Al Senato il testamento biologico passa con i voti di diversi democratici e con interviste pubbliche di diversi dirigenti che annunciano il sostegno al disegno di legge del centrodestra. E sulle province? La loro abolizione era addirittura nel programma elettorale. Ma il giorno del voto alla Camera il Pd ha scelto di astenersi. Non scegliere sulle questioni del lavoro ha voluto dire che il Pd ha abbandonato gli operai della Fiat nelle braccia di Marchionne. Ai tempi del referendum su Pomigliano disse: “So che gli operai faranno la scelta migliore”. Dimenticandosi di dire quale, però. Ai tempi del referendum su Mirafiori, disse ancora meno, mentre tutti i dirigenti – da D’Alema a Chiamparino, a Fassino – sostenevano parcamente il coraggio di Marchionne. Morale della favola: non scegliere per non avere problemi con Cisl e Uil, e l’ala moderata ex Margherita.
Alla fine, quello che la Fiom diceva inascoltata si è rivelato vero: il ricatto era un bluff, la Fiat sta fuggendo in America e i tanto promessi Suv a Mirafiori non si fanno più. Ma a non scegliere il Pd, cosa ci guadagna? Questa è la risposta più difficile. Non scegliere porta a perdere, ma garantisce una rendita di posizione.

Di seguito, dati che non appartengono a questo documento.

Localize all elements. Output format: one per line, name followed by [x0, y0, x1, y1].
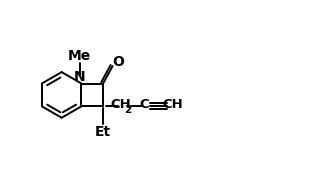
- Text: N: N: [74, 69, 86, 84]
- Text: C: C: [140, 98, 150, 111]
- Text: CH: CH: [110, 98, 131, 111]
- Text: Et: Et: [95, 125, 111, 139]
- Text: Me: Me: [68, 49, 91, 63]
- Text: 2: 2: [124, 105, 131, 115]
- Text: CH: CH: [162, 98, 183, 111]
- Text: O: O: [112, 55, 124, 69]
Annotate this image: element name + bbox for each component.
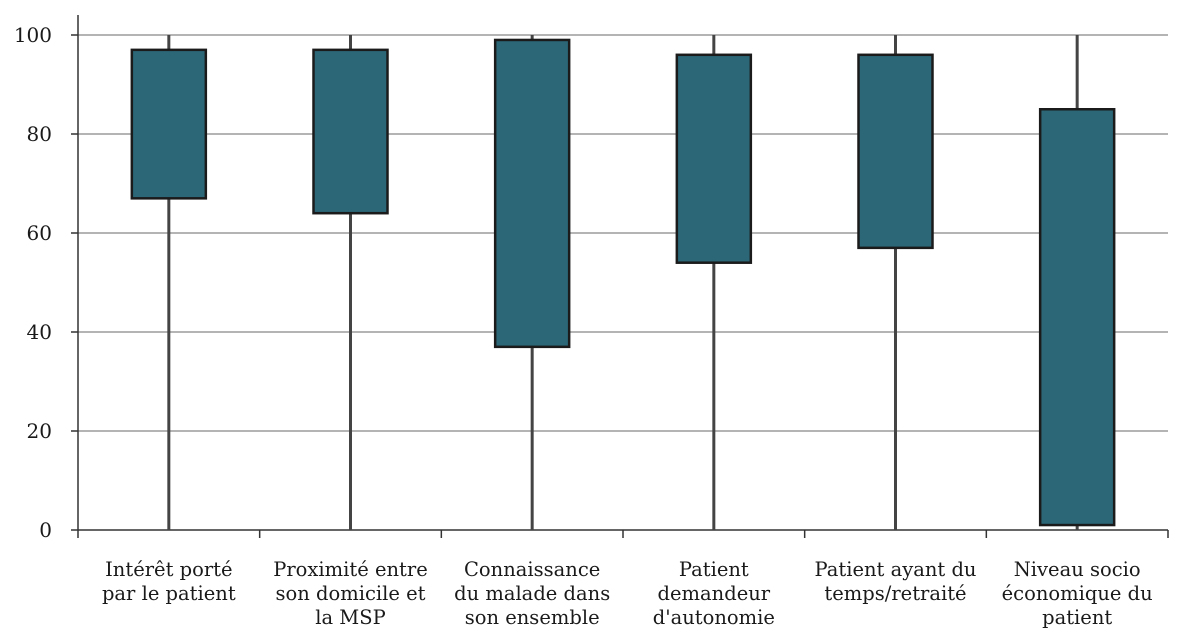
x-category-label-line: Proximité entre [273,558,428,581]
y-tick-label: 20 [27,419,52,443]
gridlines [78,34,1168,432]
box-5 [857,53,934,250]
box-3 [493,38,571,349]
x-category-label-4: Patient demandeur d'autonomie [653,558,775,629]
whiskers [167,35,1079,530]
x-category-label-3: Connaissance du malade dans son ensemble [454,558,610,629]
x-category-label-line: Niveau socio [1014,558,1141,581]
x-category-label-line: patient [1042,606,1112,629]
x-category-label-6: Niveau socio économique du patient [1002,558,1153,629]
x-category-label-line: Patient [679,558,749,581]
axes [71,15,1169,538]
x-category-label-line: son domicile et [276,582,426,605]
x-category-label-line: du malade dans [454,582,610,605]
y-tick-labels: 0 20 40 60 80 100 [14,23,52,542]
boxes [130,38,1116,527]
y-tick-label: 60 [27,221,52,245]
x-category-label-line: d'autonomie [653,606,775,629]
y-tick-label: 100 [14,23,52,47]
box-1 [130,48,208,200]
x-category-label-1: Intérêt porté par le patient [102,558,236,605]
y-tick-label: 0 [39,518,52,542]
x-category-label-line: demandeur [658,582,771,605]
x-category-label-line: économique du [1002,582,1153,605]
x-category-labels: Intérêt porté par le patient Proximité ent… [102,558,1153,629]
y-tick-label: 80 [27,122,52,146]
box-6 [1038,108,1116,527]
y-tick-label: 40 [27,320,52,344]
x-category-label-line: son ensemble [465,606,600,629]
box-2 [312,48,389,215]
x-category-label-line: Intérêt porté [105,558,232,581]
x-category-label-5: Patient ayant du temps/retraité [815,558,977,605]
x-category-label-line: temps/retraité [824,582,966,605]
box-4 [675,53,753,264]
x-category-label-2: Proximité entre son domicile et la MSP [273,558,428,629]
x-category-label-line: Patient ayant du [815,558,977,581]
x-category-label-line: Connaissance [464,558,600,581]
x-category-label-line: par le patient [102,582,236,605]
x-category-label-line: la MSP [315,606,386,629]
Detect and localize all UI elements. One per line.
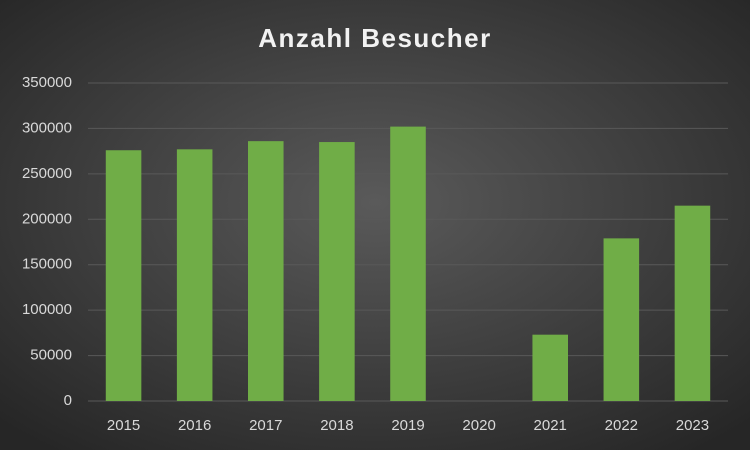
x-tick-label: 2020 — [462, 417, 495, 434]
x-tick-label: 2022 — [605, 417, 638, 434]
bar — [390, 126, 426, 402]
y-tick-label: 350000 — [22, 74, 72, 91]
x-tick-label: 2023 — [676, 417, 709, 434]
bar — [603, 238, 640, 401]
bar — [532, 334, 568, 401]
x-tick-label: 2016 — [178, 417, 211, 434]
y-tick-label: 200000 — [22, 210, 72, 227]
x-tick-label: 2015 — [107, 417, 140, 434]
bar — [319, 142, 355, 402]
y-tick-label: 100000 — [22, 301, 72, 318]
y-tick-label: 0 — [64, 392, 72, 409]
y-tick-label: 50000 — [30, 347, 72, 364]
x-tick-label: 2021 — [534, 417, 567, 434]
y-tick-label: 250000 — [22, 165, 72, 182]
chart-title: Anzahl Besucher — [258, 23, 491, 53]
x-tick-label: 2017 — [249, 417, 282, 434]
bar — [248, 141, 284, 402]
bar — [105, 150, 142, 401]
bar — [674, 205, 711, 401]
y-tick-label: 150000 — [22, 256, 72, 273]
x-tick-label: 2019 — [391, 417, 424, 434]
x-tick-label: 2018 — [320, 417, 353, 434]
bar — [176, 149, 213, 401]
y-tick-label: 300000 — [22, 119, 72, 136]
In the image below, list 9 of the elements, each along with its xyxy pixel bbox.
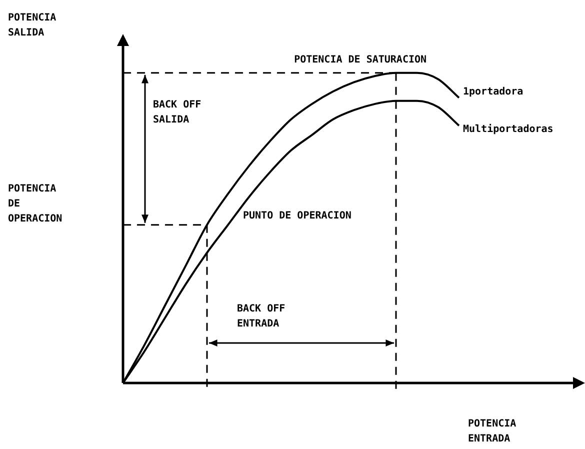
text: POTENCIA SALIDA xyxy=(8,12,56,39)
annotation: BACK OFF ENTRADA xyxy=(237,304,286,330)
series-label: Multiportadoras xyxy=(463,123,554,136)
x-axis-title: POTENCIA ENTRADA xyxy=(468,418,516,445)
annotation: PUNTO DE OPERACION xyxy=(243,210,352,222)
annotation: BACK OFF SALIDA xyxy=(153,100,202,126)
text: POTENCIA DE OPERACION xyxy=(8,183,62,224)
series-label: 1portadora xyxy=(463,86,524,98)
ref-line-label: POTENCIA DE SATURACION xyxy=(294,54,427,66)
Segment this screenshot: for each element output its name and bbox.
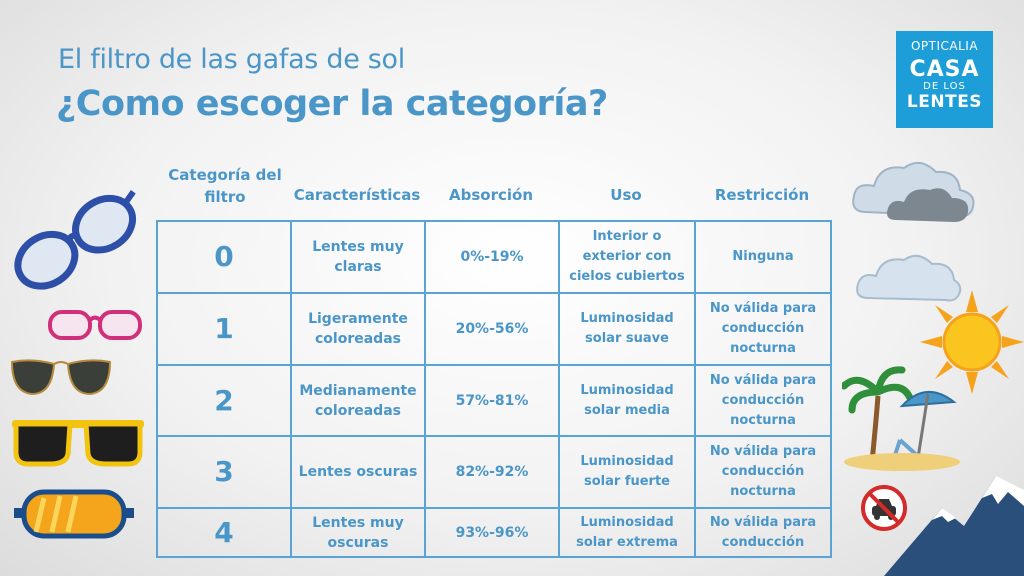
mountain-icon bbox=[884, 476, 1024, 576]
absorption-cell: 0%-19% bbox=[424, 220, 560, 294]
restriction-cell: No válida para conducción nocturna bbox=[694, 363, 832, 438]
characteristics-cell: Medianamente coloreadas bbox=[290, 363, 426, 438]
cloud-icon bbox=[856, 254, 962, 302]
opticalia-logo: OPTICALIA CASA DE LOS LENTES bbox=[896, 31, 993, 128]
category-cell: 4 bbox=[156, 507, 292, 558]
header-category: Categoría del filtro bbox=[168, 166, 282, 206]
category-cell: 3 bbox=[156, 435, 292, 510]
restriction-cell: No válida para conducción nocturna bbox=[694, 291, 832, 366]
ski-goggles-icon bbox=[14, 489, 134, 539]
absorption-cell: 93%-96% bbox=[424, 507, 560, 558]
use-cell: Interior o exterior con cielos cubiertos bbox=[558, 220, 696, 294]
restriction-cell: No válida para conducción bbox=[694, 507, 832, 558]
restriction-cell: Ninguna bbox=[694, 220, 832, 294]
no-driving-icon bbox=[861, 485, 907, 531]
category-cell: 2 bbox=[156, 363, 292, 438]
blue-glasses-icon bbox=[14, 190, 136, 290]
table-row: 1 Ligeramente coloreadas 20%-56% Luminos… bbox=[156, 291, 832, 366]
characteristics-cell: Lentes muy oscuras bbox=[290, 507, 426, 558]
absorption-cell: 20%-56% bbox=[424, 291, 560, 366]
table-row: 4 Lentes muy oscuras 93%-96% Luminosidad… bbox=[156, 507, 832, 558]
aviator-sunglasses-icon bbox=[10, 359, 112, 396]
logo-line-2: DE LOS bbox=[923, 81, 966, 92]
use-cell: Luminosidad solar extrema bbox=[558, 507, 696, 558]
use-cell: Luminosidad solar suave bbox=[558, 291, 696, 366]
table-row: 2 Medianamente coloreadas 57%-81% Lumino… bbox=[156, 363, 832, 438]
category-cell: 1 bbox=[156, 291, 292, 366]
header-absorption: Absorción bbox=[449, 186, 533, 204]
use-cell: Luminosidad solar fuerte bbox=[558, 435, 696, 510]
table-row: 0 Lentes muy claras 0%-19% Interior o ex… bbox=[156, 220, 832, 294]
category-cell: 0 bbox=[156, 220, 292, 294]
header-restriction: Restricción bbox=[714, 186, 810, 204]
absorption-cell: 57%-81% bbox=[424, 363, 560, 438]
sun-icon bbox=[920, 290, 1024, 394]
characteristics-cell: Ligeramente coloreadas bbox=[290, 291, 426, 366]
characteristics-cell: Lentes oscuras bbox=[290, 435, 426, 510]
logo-brand: OPTICALIA bbox=[910, 39, 979, 53]
header-use: Uso bbox=[610, 186, 642, 204]
beach-icon bbox=[842, 366, 960, 471]
logo-line-1: CASA bbox=[909, 57, 980, 82]
yellow-sunglasses-icon bbox=[12, 420, 144, 467]
table-row: 3 Lentes oscuras 82%-92% Luminosidad sol… bbox=[156, 435, 832, 510]
filter-category-table: 0 Lentes muy claras 0%-19% Interior o ex… bbox=[156, 220, 832, 558]
use-cell: Luminosidad solar media bbox=[558, 363, 696, 438]
page-title: ¿Como escoger la categoría? bbox=[56, 84, 608, 124]
pink-glasses-icon bbox=[48, 310, 142, 340]
cloud-icon bbox=[852, 161, 975, 222]
header-characteristics: Características bbox=[293, 186, 421, 204]
page-subtitle: El filtro de las gafas de sol bbox=[58, 44, 405, 75]
absorption-cell: 82%-92% bbox=[424, 435, 560, 510]
logo-line-3: LENTES bbox=[906, 92, 983, 112]
characteristics-cell: Lentes muy claras bbox=[290, 220, 426, 294]
restriction-cell: No válida para conducción nocturna bbox=[694, 435, 832, 510]
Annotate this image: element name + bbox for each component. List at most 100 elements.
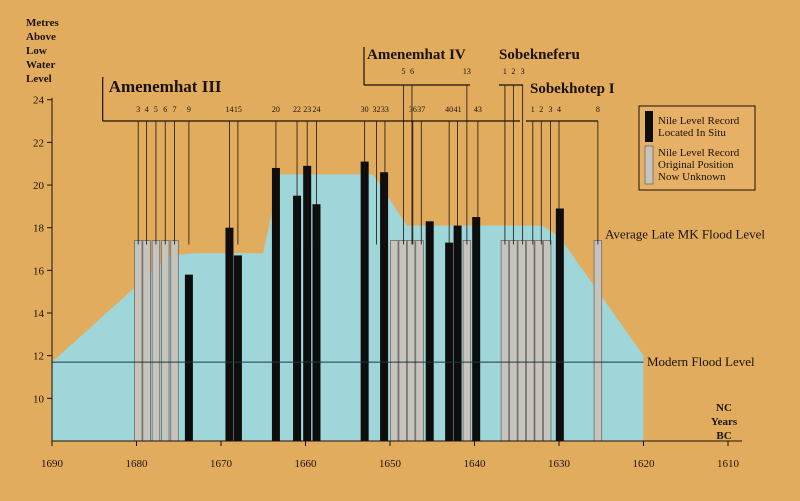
bar-unknown-27	[534, 240, 543, 442]
year-number: 2	[511, 67, 515, 76]
reference-lines-layer: Modern Flood Level Average Late MK Flood …	[52, 226, 765, 369]
x-axis-title-0: NC	[716, 402, 732, 414]
legend-unknown-text: Nile Level Record	[658, 147, 740, 159]
year-number: 6	[410, 67, 414, 76]
bar-in-situ-29	[555, 208, 564, 441]
bar-in-situ-10	[303, 165, 312, 441]
x-axis-title-2: BC	[716, 430, 731, 442]
y-tick-label-22: 22	[33, 137, 44, 149]
bar-unknown-3	[161, 240, 170, 442]
bar-unknown-4	[170, 240, 179, 442]
year-number: 7	[173, 105, 177, 114]
bar-unknown-16	[406, 240, 416, 442]
bar-unknown-2	[151, 240, 161, 442]
y-axis-title-3: Water	[26, 59, 55, 71]
modern-flood-label: Modern Flood Level	[647, 354, 755, 369]
bar-unknown-23	[500, 240, 510, 442]
x-tick-label-1610: 1610	[717, 458, 740, 470]
year-number: 40	[445, 105, 453, 114]
bar-in-situ-9	[293, 195, 302, 441]
legend-in-situ-swatch	[645, 111, 653, 142]
legend-box	[638, 105, 756, 191]
reign-label: Sobekhotep I	[530, 81, 615, 97]
year-number: 8	[596, 105, 600, 114]
reign-sobekhotep-i: Sobekhotep I 1 2 3 4 8	[526, 81, 615, 245]
bar-in-situ-5	[184, 274, 193, 441]
bar-unknown-17	[415, 240, 424, 442]
x-tick-label-1690: 1690	[41, 458, 64, 470]
year-number: 9	[187, 105, 191, 114]
bar-unknown-24	[509, 240, 518, 442]
year-number: 30	[361, 105, 369, 114]
y-tick-label-18: 18	[33, 223, 45, 235]
bar-in-situ-20	[453, 225, 462, 441]
y-axis-title-1: Above	[26, 31, 56, 43]
x-tick-label-1660: 1660	[295, 458, 318, 470]
year-number: 6	[163, 105, 167, 114]
year-number: 24	[312, 105, 320, 114]
bar-in-situ-13	[380, 172, 389, 441]
year-number: 14	[225, 105, 233, 114]
bar-in-situ-7	[233, 255, 242, 441]
y-axis-title-0: Metres	[26, 17, 59, 29]
reign-amenemhat-iii: Amenemhat III 3 4 5 6 7 9 14 15 20 22 23 24 30 32 33 36 3…	[102, 77, 520, 245]
legend-unknown-text: Original Position	[658, 159, 734, 171]
bar-in-situ-11	[312, 204, 321, 441]
bar-unknown-30	[593, 240, 603, 442]
bar-in-situ-18	[425, 221, 434, 441]
year-number: 20	[272, 105, 280, 114]
x-tick-label-1670: 1670	[210, 458, 233, 470]
year-number: 5	[154, 105, 158, 114]
legend-unknown-text: Now Unknown	[658, 171, 726, 183]
x-tick-label-1640: 1640	[464, 458, 487, 470]
bar-unknown-14	[390, 240, 399, 442]
y-tick-label-20: 20	[33, 180, 45, 192]
bar-in-situ-22	[472, 217, 481, 441]
bar-in-situ-6	[225, 227, 234, 441]
year-number: 33	[381, 105, 389, 114]
year-number: 13	[463, 67, 471, 76]
reign-label: Sobekneferu	[499, 47, 580, 63]
year-number: 32	[372, 105, 380, 114]
year-number: 37	[417, 105, 425, 114]
bar-unknown-26	[526, 240, 535, 442]
reign-label: Amenemhat III	[109, 77, 222, 96]
y-tick-label-12: 12	[33, 351, 44, 363]
x-tick-label-1680: 1680	[126, 458, 149, 470]
legend-unknown-swatch	[644, 145, 654, 185]
year-number: 3	[549, 105, 553, 114]
year-number: 2	[539, 105, 543, 114]
year-number: 3	[136, 105, 140, 114]
x-tick-label-1620: 1620	[633, 458, 656, 470]
bar-in-situ-8	[271, 167, 280, 441]
year-number: 4	[557, 105, 561, 114]
year-number: 15	[234, 105, 242, 114]
y-tick-label-16: 16	[33, 265, 45, 277]
bar-unknown-1	[142, 240, 151, 442]
legend-in-situ-text: Nile Level Record	[658, 115, 740, 127]
bar-unknown-21	[462, 240, 472, 442]
y-axis-title-4: Level	[26, 73, 52, 85]
bar-in-situ-12	[360, 161, 369, 441]
year-number: 41	[454, 105, 462, 114]
reign-label: Amenemhat IV	[367, 47, 466, 63]
x-tick-label-1650: 1650	[379, 458, 402, 470]
average-flood-label: Average Late MK Flood Level	[605, 226, 765, 241]
bar-in-situ-19	[445, 242, 454, 441]
year-number: 4	[145, 105, 149, 114]
x-tick-label-1630: 1630	[548, 458, 571, 470]
flood-area	[52, 174, 644, 441]
bar-unknown-25	[517, 240, 527, 442]
year-number: 3	[521, 67, 525, 76]
year-number: 36	[409, 105, 417, 114]
y-tick-label-14: 14	[33, 308, 45, 320]
x-axis-title-1: Years	[711, 416, 738, 428]
y-tick-label-10: 10	[33, 393, 45, 405]
y-tick-label-24: 24	[33, 95, 45, 107]
reign-amenemhat-iv: Amenemhat IV 5 6 13	[363, 47, 471, 245]
bar-unknown-15	[398, 240, 407, 442]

L’egemonia sull’opposizione, il sottogoverno, la carta di riserva di un governissimo. Il segretario viene inquadrato mentre si arrotola il sigaro, sempre in relax, simbolicamente pronto alla siesta. La domanda per lui è: non vale la pena di rischiare, nello sfacelo del berlusconismo, e provare a vincere?